Christian ethics is well summarized by Colossians 3:1-6: “Since, then, you have been raised with Christ, set your hearts on things above, where Christ is seated at the right hand of God. Set your minds on things above, not on earthly things. For you died, and your life is now hidden with Christ in God. When Christ, who is your life, appears, then you also will appear with him in glory. Put to death, therefore, whatever belongs to your earthly nature: sexual immorality, impurity, lust, evil desires and greed, which is idolatry. Because of these, the wrath of God is coming.”
While more than just a list of “do’s” and “don’ts,” the Bible does give us detailed instructions on how we should live. The Bible is all we need to know about how to live the Christian life. However, the Bible does not explicitly cover every situation we will face in our lives.

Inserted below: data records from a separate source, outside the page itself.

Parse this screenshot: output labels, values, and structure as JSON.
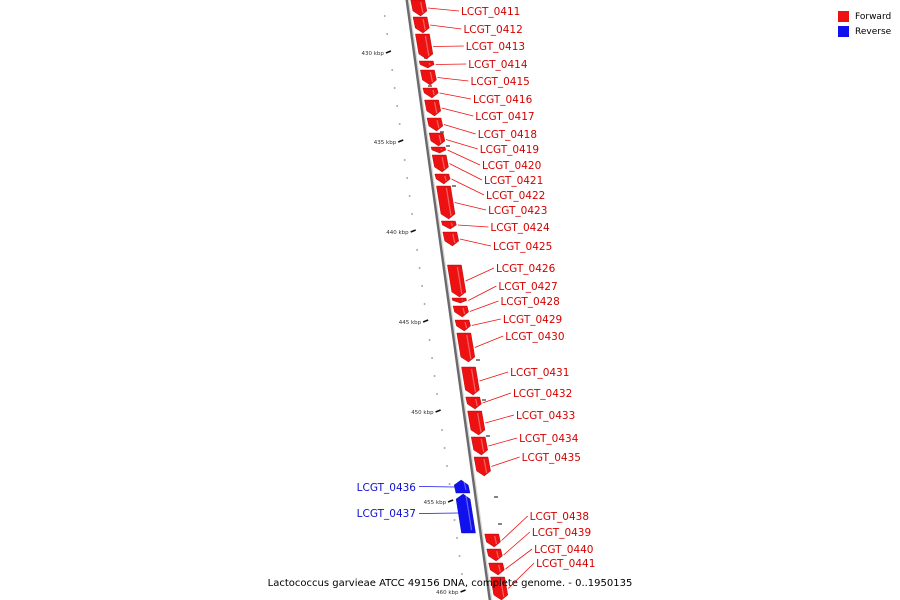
{
  "caption": "Lactococcus garvieae ATCC 49156 DNA, complete genome. - 0..1950135",
  "legend": [
    {
      "label": "Forward",
      "color": "#ee1111"
    },
    {
      "label": "Reverse",
      "color": "#1111ee"
    }
  ],
  "ticks": [
    {
      "label": "430 kbp"
    },
    {
      "label": "435 kbp"
    },
    {
      "label": "440 kbp"
    },
    {
      "label": "445 kbp"
    },
    {
      "label": "450 kbp"
    },
    {
      "label": "455 kbp"
    },
    {
      "label": "460 kbp"
    }
  ],
  "genes": [
    {
      "name": "LCGT_0411",
      "strand": "forward"
    },
    {
      "name": "LCGT_0412",
      "strand": "forward"
    },
    {
      "name": "LCGT_0413",
      "strand": "forward"
    },
    {
      "name": "LCGT_0414",
      "strand": "forward"
    },
    {
      "name": "LCGT_0415",
      "strand": "forward"
    },
    {
      "name": "LCGT_0416",
      "strand": "forward"
    },
    {
      "name": "LCGT_0417",
      "strand": "forward"
    },
    {
      "name": "LCGT_0418",
      "strand": "forward"
    },
    {
      "name": "LCGT_0419",
      "strand": "forward"
    },
    {
      "name": "LCGT_0420",
      "strand": "forward"
    },
    {
      "name": "LCGT_0421",
      "strand": "forward"
    },
    {
      "name": "LCGT_0422",
      "strand": "forward"
    },
    {
      "name": "LCGT_0423",
      "strand": "forward"
    },
    {
      "name": "LCGT_0424",
      "strand": "forward"
    },
    {
      "name": "LCGT_0425",
      "strand": "forward"
    },
    {
      "name": "LCGT_0426",
      "strand": "forward"
    },
    {
      "name": "LCGT_0427",
      "strand": "forward"
    },
    {
      "name": "LCGT_0428",
      "strand": "forward"
    },
    {
      "name": "LCGT_0429",
      "strand": "forward"
    },
    {
      "name": "LCGT_0430",
      "strand": "forward"
    },
    {
      "name": "LCGT_0431",
      "strand": "forward"
    },
    {
      "name": "LCGT_0432",
      "strand": "forward"
    },
    {
      "name": "LCGT_0433",
      "strand": "forward"
    },
    {
      "name": "LCGT_0434",
      "strand": "forward"
    },
    {
      "name": "LCGT_0435",
      "strand": "forward"
    },
    {
      "name": "LCGT_0436",
      "strand": "reverse"
    },
    {
      "name": "LCGT_0437",
      "strand": "reverse"
    },
    {
      "name": "LCGT_0438",
      "strand": "forward"
    },
    {
      "name": "LCGT_0439",
      "strand": "forward"
    },
    {
      "name": "LCGT_0440",
      "strand": "forward"
    },
    {
      "name": "LCGT_0441",
      "strand": "forward"
    }
  ]
}
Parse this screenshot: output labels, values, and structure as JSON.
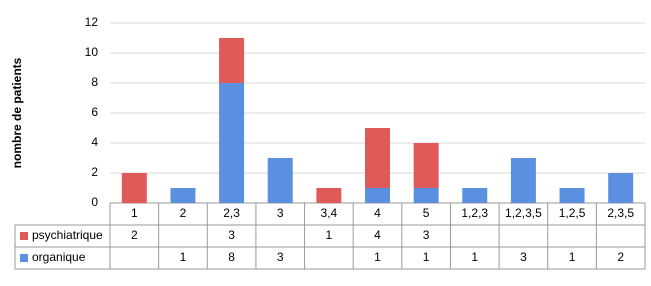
{
  "chart_data": {
    "type": "stacked_bar",
    "y_label": "nombre de patients",
    "categories": [
      "1",
      "2",
      "2,3",
      "3",
      "3,4",
      "4",
      "5",
      "1,2,3",
      "1,2,3,5",
      "1,2,5",
      "2,3,5"
    ],
    "series": [
      {
        "name": "organique",
        "color": "#5b8fe0",
        "values": [
          null,
          1,
          8,
          3,
          null,
          1,
          1,
          1,
          3,
          1,
          2
        ]
      },
      {
        "name": "psychiatrique",
        "color": "#e05a5a",
        "values": [
          2,
          null,
          3,
          null,
          1,
          4,
          3,
          null,
          null,
          null,
          null
        ]
      }
    ],
    "ylim": [
      0,
      12
    ],
    "yticks": [
      0,
      2,
      4,
      6,
      8,
      10,
      12
    ],
    "grid": true
  }
}
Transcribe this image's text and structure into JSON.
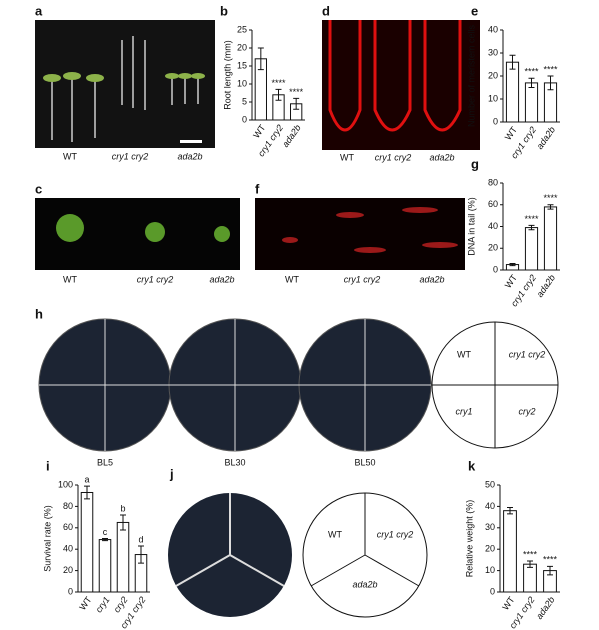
{
  "panels": [
    {
      "label": "a",
      "captions": [
        "WT",
        "cry1 cry2",
        "ada2b"
      ]
    },
    {
      "label": "d",
      "captions": [
        "WT",
        "cry1 cry2",
        "ada2b"
      ]
    },
    {
      "label": "c",
      "captions": [
        "WT",
        "cry1 cry2",
        "ada2b"
      ]
    },
    {
      "label": "f",
      "captions": [
        "WT",
        "cry1 cry2",
        "ada2b"
      ]
    },
    {
      "label": "h",
      "captions": [
        "BL5",
        "BL30",
        "BL50"
      ],
      "key": [
        "WT",
        "cry1 cry2",
        "cry1",
        "cry2"
      ]
    },
    {
      "label": "j",
      "key": [
        "WT",
        "cry1 cry2",
        "ada2b"
      ]
    }
  ],
  "chart_data": [
    {
      "type": "bar",
      "label": "b",
      "y_label": "Root length (mm)",
      "categories": [
        "WT",
        "cry1 cry2",
        "ada2b"
      ],
      "values": [
        17,
        7,
        4.5
      ],
      "errors": [
        3,
        1.5,
        1.5
      ],
      "significance": [
        null,
        "****",
        "****"
      ],
      "ylim": [
        0,
        25
      ],
      "yticks": [
        0,
        5,
        10,
        15,
        20,
        25
      ],
      "color": "#ffffff"
    },
    {
      "type": "bar",
      "label": "e",
      "y_label": "Number of meristem cells",
      "categories": [
        "WT",
        "cry1 cry2",
        "ada2b"
      ],
      "values": [
        26,
        17,
        17
      ],
      "errors": [
        3,
        2,
        3
      ],
      "significance": [
        null,
        "****",
        "****"
      ],
      "ylim": [
        0,
        40
      ],
      "yticks": [
        0,
        10,
        20,
        30,
        40
      ],
      "color": "#ffffff"
    },
    {
      "type": "bar",
      "label": "g",
      "y_label": "DNA in tail (%)",
      "categories": [
        "WT",
        "cry1 cry2",
        "ada2b"
      ],
      "values": [
        5,
        39,
        58
      ],
      "errors": [
        1,
        2,
        2
      ],
      "significance": [
        null,
        "****",
        "****"
      ],
      "ylim": [
        0,
        80
      ],
      "yticks": [
        0,
        20,
        40,
        60,
        80
      ],
      "color": "#ffffff"
    },
    {
      "type": "bar",
      "label": "i",
      "y_label": "Survival rate (%)",
      "categories": [
        "WT",
        "cry1",
        "cry2",
        "cry1 cry2"
      ],
      "values": [
        93,
        49,
        65,
        35
      ],
      "errors": [
        6,
        1,
        7,
        8
      ],
      "significance": [
        "a",
        "c",
        "b",
        "d"
      ],
      "ylim": [
        0,
        100
      ],
      "yticks": [
        0,
        20,
        40,
        60,
        80,
        100
      ],
      "color": "#ffffff"
    },
    {
      "type": "bar",
      "label": "k",
      "y_label": "Relative weight (%)",
      "categories": [
        "WT",
        "cry1 cry2",
        "ada2b"
      ],
      "values": [
        38,
        13,
        10
      ],
      "errors": [
        1.5,
        1.5,
        2
      ],
      "significance": [
        null,
        "****",
        "****"
      ],
      "ylim": [
        0,
        50
      ],
      "yticks": [
        0,
        10,
        20,
        30,
        40,
        50
      ],
      "color": "#ffffff"
    }
  ]
}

How then is it sufficient for the all the ethical dilemmas we face? That is where Christian ethics comes in.
Science defines ethics as “a set of moral principles, the study of morality.” Therefore, Christian ethics would be the principles derived from the Christian faith by which we act. While God’s Word may not cover every situation we face throughout our lives, its principles give us the standards by which we must conduct ourselves in those situations where there are no explicit instructions.
For example, the Bible does not say anything explicitly about the use of illegal drugs, yet based on the principles we learn through Scripture, we can know that it is wrong. For one thing, the Bible tells us that the body is a temple of the Holy Spirit and that we should honor God with it (1 Corinthians 6:19-20). Knowing what drugs do to our bodies—the harm they cause to various organs—we know that by using them we would be destroying the temple of the Holy Spirit. That is certainly not honoring to God. The Bible also tells us that we are to follow the authorities that God Himself has put into place (Romans 13:1). Given the illegal nature of the drugs, by using them we are not submitting to the authorities but are rebelling against them. Does this mean if illegal drugs were legalized it would be ok? Not without violating the first principle.
By using the principles we find in Scripture, Christians can determine the ethical course for any given situation. In some cases it will be simple, like the rules for Christian living we find in Colossians, chapter 3. In other cases, however, we need to do a little digging. The best way to do that is to pray over God’s Word. The Holy Spirit indwells every believer, and part of His role is teaching us how to live: “But the Counselor, the Holy Spirit, whom the Father will send in my name, will teach you all things and will remind you of everything I have said to you” (John 14:26). “As for you, the anointing you received from him remains in you, and you do not need anyone to teach you. But as his anointing teaches you about all things and as that anointing is real, not counterfeit—just as it has taught you, remain in him” (1 John 2:27). So, when we pray over Scripture, the Spirit will guide us and teach us. He will show us the principles we need to stand on for any given situation.
While God’s Word does not cover every situation we will face in our lives, it is all-sufficient for living a Christian life. For most things, we can simply see what the Bible says and follow the proper course based on that. In ethical questions where Scripture does not give explicit instructions, we need to look for principles that can be applied to the situation. We must pray over His Word, and open ourselves to His Spirit. The Spirit will teach us and guide us through the Bible to find the principles on which we need to stand so we may live as a Christian should.